Chapitre 14 : rupture forcée S

175 4 0
                                    

Attention, ce chapitre va aborder des sujets sensibles.

Je m'installai confortablement sur le siège passager, la voiture roulant en direction de la mer. L'air embaumait déjà l'odeur des vacances : celle des tubes de crème solaire, des raquettes en plastique et des maillots de bain imprégnés de chlore.

Dans mes écouteurs, J'fais mes affaires de Djadja & Dinaz résonnait, suivi par Champs-Élysées de SCH. Un contraste étrange avec l'image que je renvoyais : 1m56, un visage d'enfant sage. On ne m'aurait jamais crue capable d'apprécier ce genre de musique.

Pour une fois, partir loin de S ne m'inquiétait pas. Je me sentais bien avec lui, même à distance. Mon âme semblait apaisée, et je n'éprouvais plus ce besoin d'anxiété constante. S'il devait me tromper, il le ferait. Alors pourquoi s'inquiéter ?

Je retrouvai vite mes amis d'enfance dans la résidence balnéaire. Nous reprîmes nos habitudes : les bains de soleil, la piscine, les soirées à la plage. Avec S, tout allait bien. Nous nous appelions souvent, et je me sentais heureuse, libre, confiante.

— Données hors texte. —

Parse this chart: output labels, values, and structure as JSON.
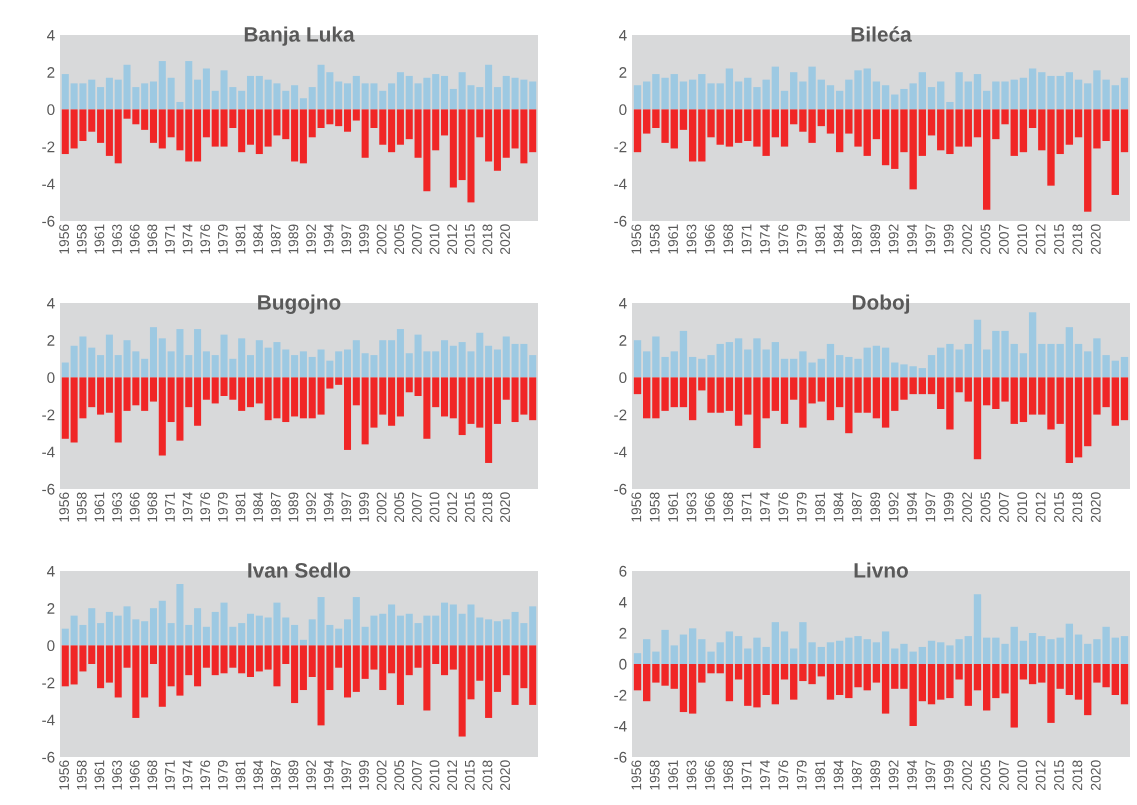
{
  "chart_data": [
    {
      "type": "bar",
      "title": "Banja Luka",
      "stacked": true,
      "grid": false,
      "ylim": [
        -6,
        4
      ],
      "yticks": [
        -6,
        -4,
        -2,
        0,
        2,
        4
      ],
      "categories": [
        "1956",
        null,
        "1958",
        null,
        "1961",
        null,
        "1963",
        null,
        "1966",
        null,
        "1968",
        null,
        "1971",
        null,
        "1974",
        null,
        "1976",
        null,
        "1979",
        null,
        "1981",
        null,
        "1984",
        null,
        "1987",
        null,
        "1989",
        null,
        "1992",
        null,
        "1994",
        null,
        "1997",
        null,
        "1999",
        null,
        "2002",
        null,
        "2005",
        null,
        "2007",
        null,
        "2010",
        null,
        "2012",
        null,
        "2015",
        null,
        "2018",
        null,
        "2020",
        null,
        null,
        null
      ],
      "series": [
        {
          "color": "#9dc9e2",
          "values": [
            1.9,
            1.4,
            1.4,
            1.6,
            1.2,
            1.7,
            1.6,
            2.4,
            1.2,
            1.4,
            1.5,
            2.6,
            1.7,
            0.4,
            2.6,
            1.6,
            2.2,
            1.0,
            2.1,
            1.2,
            1.0,
            1.8,
            1.8,
            1.6,
            1.4,
            1.0,
            1.3,
            0.6,
            1.2,
            2.4,
            2.0,
            1.5,
            1.4,
            1.8,
            1.4,
            1.4,
            1.0,
            1.4,
            2.0,
            1.8,
            1.4,
            1.7,
            1.9,
            1.8,
            1.1,
            2.0,
            1.3,
            1.2,
            2.4,
            1.2,
            1.8,
            1.7,
            1.6,
            1.5
          ]
        },
        {
          "color": "#f02626",
          "values": [
            -2.4,
            -2.1,
            -1.7,
            -1.2,
            -1.8,
            -2.5,
            -2.9,
            -0.5,
            -0.8,
            -1.1,
            -1.8,
            -2.1,
            -1.5,
            -2.2,
            -2.8,
            -2.8,
            -1.5,
            -2.0,
            -2.0,
            -1.0,
            -2.3,
            -1.9,
            -2.4,
            -2.0,
            -1.4,
            -1.6,
            -2.8,
            -2.9,
            -1.5,
            -1.0,
            -0.8,
            -0.9,
            -1.2,
            -0.6,
            -2.6,
            -1.0,
            -1.9,
            -2.3,
            -1.9,
            -1.6,
            -2.6,
            -4.4,
            -2.2,
            -1.4,
            -4.2,
            -3.8,
            -5.0,
            -1.5,
            -2.8,
            -3.3,
            -2.6,
            -2.1,
            -2.9,
            -2.3
          ]
        }
      ]
    },
    {
      "type": "bar",
      "title": "Bileća",
      "stacked": true,
      "grid": false,
      "ylim": [
        -6,
        4
      ],
      "yticks": [
        -6,
        -4,
        -2,
        0,
        2,
        4
      ],
      "categories": [
        "1956",
        null,
        "1958",
        null,
        "1961",
        null,
        "1963",
        null,
        "1966",
        null,
        "1968",
        null,
        "1971",
        null,
        "1974",
        null,
        "1976",
        null,
        "1979",
        null,
        "1981",
        null,
        "1984",
        null,
        "1987",
        null,
        "1989",
        null,
        "1992",
        null,
        "1994",
        null,
        "1997",
        null,
        "1999",
        null,
        "2002",
        null,
        "2005",
        null,
        "2007",
        null,
        "2010",
        null,
        "2012",
        null,
        "2015",
        null,
        "2018",
        null,
        "2020",
        null,
        null,
        null
      ],
      "series": [
        {
          "color": "#9dc9e2",
          "values": [
            1.3,
            1.5,
            1.9,
            1.7,
            1.9,
            1.5,
            1.6,
            1.9,
            1.4,
            1.4,
            2.2,
            1.5,
            1.7,
            1.2,
            1.6,
            2.3,
            1.0,
            2.0,
            1.5,
            2.3,
            1.6,
            1.3,
            1.0,
            1.6,
            2.1,
            2.2,
            1.5,
            1.3,
            0.8,
            1.1,
            1.4,
            2.0,
            1.2,
            1.5,
            0.4,
            2.0,
            1.5,
            1.9,
            1.0,
            1.5,
            1.5,
            1.6,
            1.7,
            2.2,
            2.0,
            1.8,
            1.8,
            2.0,
            1.6,
            1.4,
            2.1,
            1.6,
            1.3,
            1.7
          ]
        },
        {
          "color": "#f02626",
          "values": [
            -2.3,
            -1.3,
            -1.0,
            -1.8,
            -2.1,
            -1.1,
            -2.8,
            -2.8,
            -1.5,
            -1.9,
            -2.0,
            -1.8,
            -1.7,
            -2.0,
            -2.5,
            -1.5,
            -2.0,
            -0.8,
            -1.2,
            -1.8,
            -0.9,
            -1.3,
            -2.3,
            -1.3,
            -2.0,
            -2.5,
            -1.6,
            -3.0,
            -3.2,
            -2.3,
            -4.3,
            -2.5,
            -1.4,
            -2.2,
            -2.4,
            -2.0,
            -2.0,
            -1.5,
            -5.4,
            -1.6,
            -0.8,
            -2.5,
            -2.3,
            -1.0,
            -2.2,
            -4.1,
            -2.4,
            -1.9,
            -1.5,
            -5.5,
            -2.1,
            -1.7,
            -4.6,
            -2.3
          ]
        }
      ]
    },
    {
      "type": "bar",
      "title": "Bugojno",
      "stacked": true,
      "grid": false,
      "ylim": [
        -6,
        4
      ],
      "yticks": [
        -6,
        -4,
        -2,
        0,
        2,
        4
      ],
      "categories": [
        "1956",
        null,
        "1958",
        null,
        "1961",
        null,
        "1963",
        null,
        "1966",
        null,
        "1968",
        null,
        "1971",
        null,
        "1974",
        null,
        "1976",
        null,
        "1979",
        null,
        "1981",
        null,
        "1984",
        null,
        "1987",
        null,
        "1989",
        null,
        "1992",
        null,
        "1994",
        null,
        "1997",
        null,
        "1999",
        null,
        "2002",
        null,
        "2005",
        null,
        "2007",
        null,
        "2010",
        null,
        "2012",
        null,
        "2015",
        null,
        "2018",
        null,
        "2020",
        null,
        null,
        null
      ],
      "series": [
        {
          "color": "#9dc9e2",
          "values": [
            0.8,
            1.7,
            2.2,
            1.6,
            1.2,
            2.3,
            1.2,
            2.0,
            1.4,
            1.0,
            2.7,
            2.1,
            1.4,
            2.6,
            1.2,
            2.6,
            1.4,
            1.2,
            2.3,
            1.0,
            2.1,
            1.2,
            2.0,
            1.6,
            1.9,
            1.5,
            1.2,
            1.4,
            1.1,
            1.5,
            0.9,
            1.4,
            1.5,
            2.0,
            1.3,
            1.2,
            2.0,
            2.0,
            2.6,
            1.3,
            2.3,
            1.4,
            1.4,
            2.0,
            1.7,
            1.9,
            1.4,
            2.4,
            1.7,
            1.5,
            2.2,
            1.8,
            1.8,
            1.2
          ]
        },
        {
          "color": "#f02626",
          "values": [
            -3.3,
            -3.5,
            -2.2,
            -1.6,
            -2.0,
            -1.9,
            -3.5,
            -1.8,
            -1.5,
            -1.8,
            -1.3,
            -4.2,
            -2.4,
            -3.4,
            -1.6,
            -2.6,
            -1.2,
            -1.4,
            -1.0,
            -1.2,
            -1.8,
            -1.6,
            -1.4,
            -2.3,
            -2.2,
            -2.4,
            -2.1,
            -2.2,
            -2.2,
            -2.0,
            -0.6,
            -0.4,
            -3.9,
            -1.5,
            -3.6,
            -2.7,
            -2.0,
            -2.6,
            -2.1,
            -0.8,
            -1.0,
            -3.3,
            -1.6,
            -2.1,
            -2.2,
            -3.1,
            -2.5,
            -2.7,
            -4.6,
            -2.5,
            -1.2,
            -2.4,
            -2.0,
            -2.3
          ]
        }
      ]
    },
    {
      "type": "bar",
      "title": "Doboj",
      "stacked": true,
      "grid": false,
      "ylim": [
        -6,
        4
      ],
      "yticks": [
        -6,
        -4,
        -2,
        0,
        2,
        4
      ],
      "categories": [
        "1956",
        null,
        "1958",
        null,
        "1961",
        null,
        "1963",
        null,
        "1966",
        null,
        "1968",
        null,
        "1971",
        null,
        "1974",
        null,
        "1976",
        null,
        "1979",
        null,
        "1981",
        null,
        "1984",
        null,
        "1987",
        null,
        "1989",
        null,
        "1992",
        null,
        "1994",
        null,
        "1997",
        null,
        "1999",
        null,
        "2002",
        null,
        "2005",
        null,
        "2007",
        null,
        "2010",
        null,
        "2012",
        null,
        "2015",
        null,
        "2018",
        null,
        "2020",
        null,
        null,
        null
      ],
      "series": [
        {
          "color": "#9dc9e2",
          "values": [
            2.0,
            1.4,
            2.2,
            1.1,
            1.4,
            2.5,
            1.1,
            1.0,
            1.2,
            1.8,
            1.9,
            2.1,
            1.5,
            2.1,
            1.5,
            1.9,
            1.0,
            1.0,
            1.4,
            0.8,
            1.0,
            1.8,
            1.2,
            1.1,
            1.0,
            1.6,
            1.7,
            1.6,
            0.8,
            0.7,
            0.6,
            0.5,
            1.2,
            1.6,
            1.8,
            1.5,
            1.8,
            3.1,
            1.5,
            2.5,
            2.5,
            1.8,
            1.3,
            3.5,
            1.8,
            1.8,
            1.8,
            2.7,
            1.8,
            1.4,
            2.1,
            1.2,
            0.9,
            1.1
          ]
        },
        {
          "color": "#f02626",
          "values": [
            -0.9,
            -2.2,
            -2.2,
            -1.8,
            -1.6,
            -1.6,
            -2.3,
            -0.7,
            -1.9,
            -1.9,
            -1.8,
            -2.6,
            -2.0,
            -3.8,
            -2.2,
            -1.8,
            -2.5,
            -1.2,
            -2.7,
            -1.4,
            -1.3,
            -2.3,
            -1.6,
            -3.0,
            -1.9,
            -1.9,
            -2.2,
            -2.7,
            -1.8,
            -1.2,
            -0.9,
            -0.9,
            -0.9,
            -1.7,
            -2.8,
            -0.8,
            -1.3,
            -4.4,
            -1.5,
            -1.7,
            -1.3,
            -2.5,
            -2.4,
            -2.0,
            -2.0,
            -2.8,
            -2.5,
            -4.6,
            -4.3,
            -3.7,
            -2.0,
            -1.6,
            -2.6,
            -2.3
          ]
        }
      ]
    },
    {
      "type": "bar",
      "title": "Ivan Sedlo",
      "stacked": true,
      "grid": false,
      "ylim": [
        -6,
        4
      ],
      "yticks": [
        -6,
        -4,
        -2,
        0,
        2,
        4
      ],
      "categories": [
        "1956",
        null,
        "1958",
        null,
        "1961",
        null,
        "1963",
        null,
        "1966",
        null,
        "1968",
        null,
        "1971",
        null,
        "1974",
        null,
        "1976",
        null,
        "1979",
        null,
        "1981",
        null,
        "1984",
        null,
        "1987",
        null,
        "1989",
        null,
        "1992",
        null,
        "1994",
        null,
        "1997",
        null,
        "1999",
        null,
        "2002",
        null,
        "2005",
        null,
        "2007",
        null,
        "2010",
        null,
        "2012",
        null,
        "2015",
        null,
        "2018",
        null,
        "2020",
        null,
        null,
        null
      ],
      "series": [
        {
          "color": "#9dc9e2",
          "values": [
            0.9,
            1.6,
            1.1,
            2.0,
            1.2,
            1.8,
            1.6,
            2.1,
            1.4,
            1.3,
            2.0,
            2.4,
            1.2,
            3.3,
            1.1,
            2.0,
            1.0,
            1.8,
            2.3,
            1.0,
            1.2,
            1.7,
            1.6,
            1.5,
            2.3,
            1.5,
            1.1,
            0.3,
            1.4,
            2.6,
            1.1,
            0.9,
            1.4,
            2.6,
            1.0,
            1.6,
            1.7,
            2.2,
            1.6,
            1.7,
            1.2,
            1.6,
            1.6,
            2.3,
            2.2,
            1.7,
            2.2,
            1.5,
            1.4,
            1.3,
            1.4,
            1.8,
            1.2,
            2.1
          ]
        },
        {
          "color": "#f02626",
          "values": [
            -2.2,
            -2.1,
            -1.4,
            -1.0,
            -2.3,
            -2.0,
            -2.8,
            -1.2,
            -3.9,
            -2.8,
            -1.0,
            -3.3,
            -2.2,
            -2.7,
            -1.6,
            -2.2,
            -1.2,
            -1.6,
            -1.5,
            -1.2,
            -1.5,
            -1.7,
            -1.4,
            -1.3,
            -2.2,
            -1.0,
            -3.1,
            -2.4,
            -1.7,
            -4.3,
            -2.4,
            -1.2,
            -2.8,
            -2.5,
            -1.8,
            -1.3,
            -2.4,
            -1.5,
            -3.2,
            -1.6,
            -1.2,
            -3.5,
            -1.0,
            -1.6,
            -1.3,
            -4.9,
            -2.9,
            -1.9,
            -3.9,
            -2.5,
            -1.6,
            -3.2,
            -2.3,
            -3.2
          ]
        }
      ]
    },
    {
      "type": "bar",
      "title": "Livno",
      "stacked": true,
      "grid": false,
      "ylim": [
        -6,
        6
      ],
      "yticks": [
        -6,
        -4,
        -2,
        0,
        2,
        4,
        6
      ],
      "categories": [
        "1956",
        null,
        "1958",
        null,
        "1961",
        null,
        "1963",
        null,
        "1966",
        null,
        "1968",
        null,
        "1971",
        null,
        "1974",
        null,
        "1976",
        null,
        "1979",
        null,
        "1981",
        null,
        "1984",
        null,
        "1987",
        null,
        "1989",
        null,
        "1992",
        null,
        "1994",
        null,
        "1997",
        null,
        "1999",
        null,
        "2002",
        null,
        "2005",
        null,
        "2007",
        null,
        "2010",
        null,
        "2012",
        null,
        "2015",
        null,
        "2018",
        null,
        "2020",
        null,
        null,
        null
      ],
      "series": [
        {
          "color": "#9dc9e2",
          "values": [
            0.7,
            1.6,
            0.8,
            2.2,
            1.2,
            1.9,
            2.3,
            1.6,
            0.8,
            1.4,
            2.1,
            1.8,
            1.0,
            1.7,
            1.1,
            2.7,
            2.1,
            1.0,
            2.7,
            1.4,
            1.1,
            1.4,
            1.5,
            1.7,
            1.8,
            1.6,
            1.4,
            2.1,
            1.0,
            1.3,
            0.8,
            1.1,
            1.5,
            1.4,
            1.2,
            1.6,
            1.8,
            4.5,
            1.7,
            1.7,
            1.3,
            2.4,
            1.5,
            2.0,
            1.8,
            1.6,
            1.7,
            2.6,
            1.9,
            1.3,
            1.6,
            2.4,
            1.7,
            1.8
          ]
        },
        {
          "color": "#f02626",
          "values": [
            -1.7,
            -2.4,
            -1.2,
            -1.4,
            -1.6,
            -3.1,
            -3.2,
            -1.2,
            -0.6,
            -0.6,
            -2.4,
            -1.0,
            -2.7,
            -2.8,
            -2.0,
            -2.6,
            -1.0,
            -2.3,
            -1.1,
            -1.3,
            -0.8,
            -2.3,
            -2.0,
            -2.2,
            -1.5,
            -1.7,
            -1.2,
            -3.2,
            -1.6,
            -1.6,
            -4.0,
            -2.4,
            -2.6,
            -2.3,
            -2.2,
            -1.0,
            -2.7,
            -1.7,
            -3.0,
            -2.2,
            -1.9,
            -4.1,
            -1.0,
            -1.3,
            -1.2,
            -3.8,
            -1.6,
            -2.0,
            -2.3,
            -3.3,
            -1.2,
            -1.5,
            -2.0,
            -2.6
          ]
        }
      ]
    }
  ]
}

Mais un soir, tout changea.

La soirée

Ce soir-là, comme à notre habitude, nous devions rentrer à minuit, mon amie et moi. Cette amie, je la connaissais depuis mes huit ans. Une confiance totale nous liait, une complicité forgée au fil des années.

Nous fûmes invitées à une soirée dans un mobil-home. Les parents de l'hôte étaient absents, et les bouteilles de vodka ne tardaient pas à circuler. J'étais en confiance, entourée de mes amis. Mon amie me servit des verres, encore et encore.

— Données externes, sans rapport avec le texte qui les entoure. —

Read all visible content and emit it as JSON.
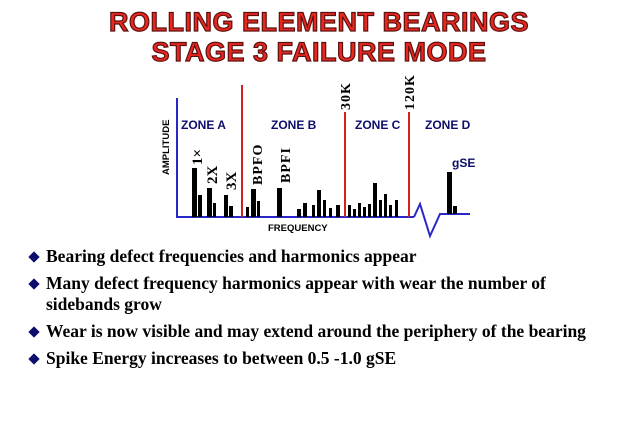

Je buvais sans compter, portée par l'ambiance légère de la soirée. J'en étais même venue à partager le code de mon téléphone pour que d'autres puissent changer la musique sur l'enceinte.

Mais quelque chose bascula.

Je perdis conscience de mes gestes, de mes paroles. L'alcool m'avait engourdie, et j'étais incapable de réfléchir clairement. Puis l'un des gars m'attrapa doucement, presque mécaniquement, et m'emmena dans une chambre.

L'horreur

Je n'étais plus qu'un pantin, spectatrice de mon propre corps. Mon esprit flottait, incapable de saisir pleinement ce qui se passait. Il me viola.

Comme si cela ne suffisait pas, il appela un de ses amis pour qu'il fasse de même.

Ma combinaison noire fut déchirée. Mon corps, à moitié conscient, gisait là, brisé. Les deux gars finirent par me rhabiller maladroitement. Je n'étais plus rien, plus qu'une coquille vide.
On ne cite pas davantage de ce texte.